Eine Orgel als ob?

Leserbrief zu einem Artikel in „Unsere Kirche“ (2/70) zur Ablehnung von Elektronenorgeln durch einen Kirchenmusiker.

Keyboard-Tastatur (Foto: pixabay.com)

Keyboard-Tastatur (Foto: pixabay.com)

Herr Lewe scheint von vornherein gegen alle Mittel zu sein, die die moderne Technik uns (auch der Kirche) bietet, obwohl doch erst das als gut oder schlecht beurteilt werden kann, was die Menschen damit machen. Als Maßstab für die Beurteilung dieser Mittel setzt er überdies Wissenschaft und Kunst und nicht die Aufgabe der Kirche, den Menschen das Angebot der Liebe und Gnade von Christus nahezubringen. Diesem Zweck dienen zum Beispiel im Gottesdienst Predigt und Gesang. Und diesem Zweck (und höchstens in zweiter Linie der Kunst, wenn überhaupt) dienen auch die Orgeln, die den Gesang unterstützen. Als in Sachen Kirchenmusik ungebildeter Unterprimaner hielt und halte ich nun Orgeln jedweder Art für leblose Instrumente, die erst dadurch etwas ausdrücken, dass sie bespielt werden. Das Bild vom „lebendigen Atem“ nehme ich somit nicht ernst; Pathos liegt mir nicht. Es ist eine Geschmacksfrage, ob man Elektronenorgelklänge genauso gern hört wie Klänge herkömmlicher Orgeln. Jugendliche mögen Philicordamusik sogar lieber als herkömmliche Orgelmusik und auch Erwachsenen gehen diese Töne nicht gegen ihr ästhetisches Empfinden.

Ein Organist sagte mir, dass in manchen Fällen eine Elektronenorgel sogar mehr Möglichkeiten des Modulierens biete als eine herkömmliche Orgel. Probleme der Akustik in den Hallenkirchen usw. müssen im Einzelfall gelöst werden, grundsätzlich braucht eine Philicordalösung keine Alsoblösung zu sein.
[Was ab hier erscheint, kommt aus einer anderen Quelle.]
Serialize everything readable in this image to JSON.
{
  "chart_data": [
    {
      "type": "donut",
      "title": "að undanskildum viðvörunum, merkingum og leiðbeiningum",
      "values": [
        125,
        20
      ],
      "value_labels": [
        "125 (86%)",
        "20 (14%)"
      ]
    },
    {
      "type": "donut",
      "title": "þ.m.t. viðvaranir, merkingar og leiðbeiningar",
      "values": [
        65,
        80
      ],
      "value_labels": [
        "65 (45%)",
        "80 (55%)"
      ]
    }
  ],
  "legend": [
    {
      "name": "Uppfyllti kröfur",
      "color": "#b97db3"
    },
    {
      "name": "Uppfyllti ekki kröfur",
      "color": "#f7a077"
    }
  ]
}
Zudem halte ich Kindergärten oder Altersheime wirklich für not-wendiger als eine teure Orgel.

Zu Herrn Lewes weiteren ironischen Bemerkungen:

Tonband mit Predigt? Es gibt schon heute Tonbandkurzandachten in manchen Kirchen, die über Kopfhörer zu jeder Zeit anzuhören sind und die genau so gute Verkündigung und Information liefern können wie Predigten, von einem Pastor direkt gehört. Und es gibt Rundfunkandachten.

Das Gespräch von Mensch zu Mensch und von Mensch zu Gott im Gebet kann dadurch natürlich nicht ersetzt werden; jede Art von Predigt oder Information kann Anlass für solche Aussprachen werden. Glocken? ich frage: Wozu überhaupt?

Früher riefen die Glocken zum Kirchgang. Man sagt, sie tun es heute noch. Wenn ich zur Kirche gehe, richte ich mich nach den Abkündigungen in Gottesdienst oder Zeitung.

Glockenschläge waren früher nötig, die Zeit anzuzeigen. Heute hat jeder selbst eine Uhr (und Kirchenuhren gehen nicht mal immer richtig). Glocken meldeten früher Katastrophen, Feuer, Sturm. Heute gibt es Sirenen.

Glocken fordern zum Verrichten eines Gebets auf, beim Betgeläut morgens, mittags und abends; doch es kommen nur wenige gerade um diese bestimmte Zeit in die Nähe der Kirche. Ich sehe kein Argument für die Glocken, das sich irgendwie zwingend aus dem Ziel der Verkündigung herleiten lässt. Wozu dann der ganze Aufwand? Es ist sehr lobenswert, dass jetzt Gemeinden anfangen, beim Kirchenbau ganz auf Glocken plus Glockenturm zu verzichten.

Weihrauch bedeutet mir sowohl in synthetischer als in natürlicher Zorm genau dasselbe, nämlich gar nichts, und eine elektrische Weihnachtsbaum- (wenn nicht Altar-)Dekoration haben wir schon lange in unserer Kirche (was ja auch nur eine schöne Äußerlichkeit ist. Es ist aber im Gegensatz zur Orgel und zu den Glocken nicht so aufwendig).

Zur Diskussion: Sind wir (die Kirche) ein Verein zum Schutze schöner Bräuche und Traditionen, oder geht es uns um Christus?